Network buffers hold data packets being transferred over a network. They help compensate for differences in transmission speed between network links.

Caching and Copies

An important goal when designing data storage systems is ensuring fast access for applications. As we go further from the CPU, storage becomes slower and higher capacity. Various caching mechanisms help bridge this gap:

  • CPU caches hold frequently accessed main memory data
  • RAM acts as cache for hard disk data
  • Local disks cache data from network storage
  • CDNs cache Internet content closer to users

Making copies of data across multiple locations also helps provide redundancy and fault tolerance if one location becomes unavailable. For archival storage, multiple copies may be stored in different geographic regions to protect against disasters.

Security Considerations

Wherever data resides, it is essential to consider potential security risks.
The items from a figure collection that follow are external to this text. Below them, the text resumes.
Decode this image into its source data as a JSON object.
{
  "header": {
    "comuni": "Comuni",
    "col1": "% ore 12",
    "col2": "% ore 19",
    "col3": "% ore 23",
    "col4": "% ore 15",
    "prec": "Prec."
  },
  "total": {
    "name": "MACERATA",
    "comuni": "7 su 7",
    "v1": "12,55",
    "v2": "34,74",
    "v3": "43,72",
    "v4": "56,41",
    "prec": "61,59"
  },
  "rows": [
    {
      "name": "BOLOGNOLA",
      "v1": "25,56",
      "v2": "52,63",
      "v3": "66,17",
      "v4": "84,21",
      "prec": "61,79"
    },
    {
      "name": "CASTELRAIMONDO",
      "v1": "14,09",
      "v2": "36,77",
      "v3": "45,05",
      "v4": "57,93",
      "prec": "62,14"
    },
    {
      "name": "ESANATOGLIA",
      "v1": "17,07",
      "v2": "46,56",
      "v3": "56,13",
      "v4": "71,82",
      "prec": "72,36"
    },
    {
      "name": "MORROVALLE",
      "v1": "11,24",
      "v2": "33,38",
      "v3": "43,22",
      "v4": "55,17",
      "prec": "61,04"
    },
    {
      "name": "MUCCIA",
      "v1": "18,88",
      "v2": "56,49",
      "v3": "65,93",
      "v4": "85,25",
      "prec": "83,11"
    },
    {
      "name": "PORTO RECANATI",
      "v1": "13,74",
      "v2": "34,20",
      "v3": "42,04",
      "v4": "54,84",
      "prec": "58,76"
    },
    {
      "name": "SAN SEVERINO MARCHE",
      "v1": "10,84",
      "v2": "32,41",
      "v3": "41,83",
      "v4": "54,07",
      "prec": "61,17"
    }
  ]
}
Some key principles for keeping data secure include:

  • Encryption – Scramble data so only authorized parties can read it
  • Access controls – Restrict permissions to modify/delete data
  • Activity logging – Record actions taken on sensitive data
  • Backups – Protect against hardware failures, accidental deletion etc.
  • Physical security – Limit physical access to servers, disks, archives etc.

For highly sensitive data like medical records, financial data, government/military information, additional safeguards are required such as air-gapped systems, multi-factor authentication and more.

Conclusion

In summary, data can exist in many different states as it flows between storage, memory, network and processing units:

  • At rest on hard drives, flash, optical media, tape archives
  • Cached temporarily on server memory or local disks
  • In flight on networks and buses between devices
  • Actively processed on CPU caches and registers

Optimizing where data resides based on how it is used can result in tremendous performance and efficiency benefits. The proliferation of endpoints, networks and cloud platforms gives more options than ever before for storing data. Understanding these options is key to building robust, secure and cost-effective data storage solutions.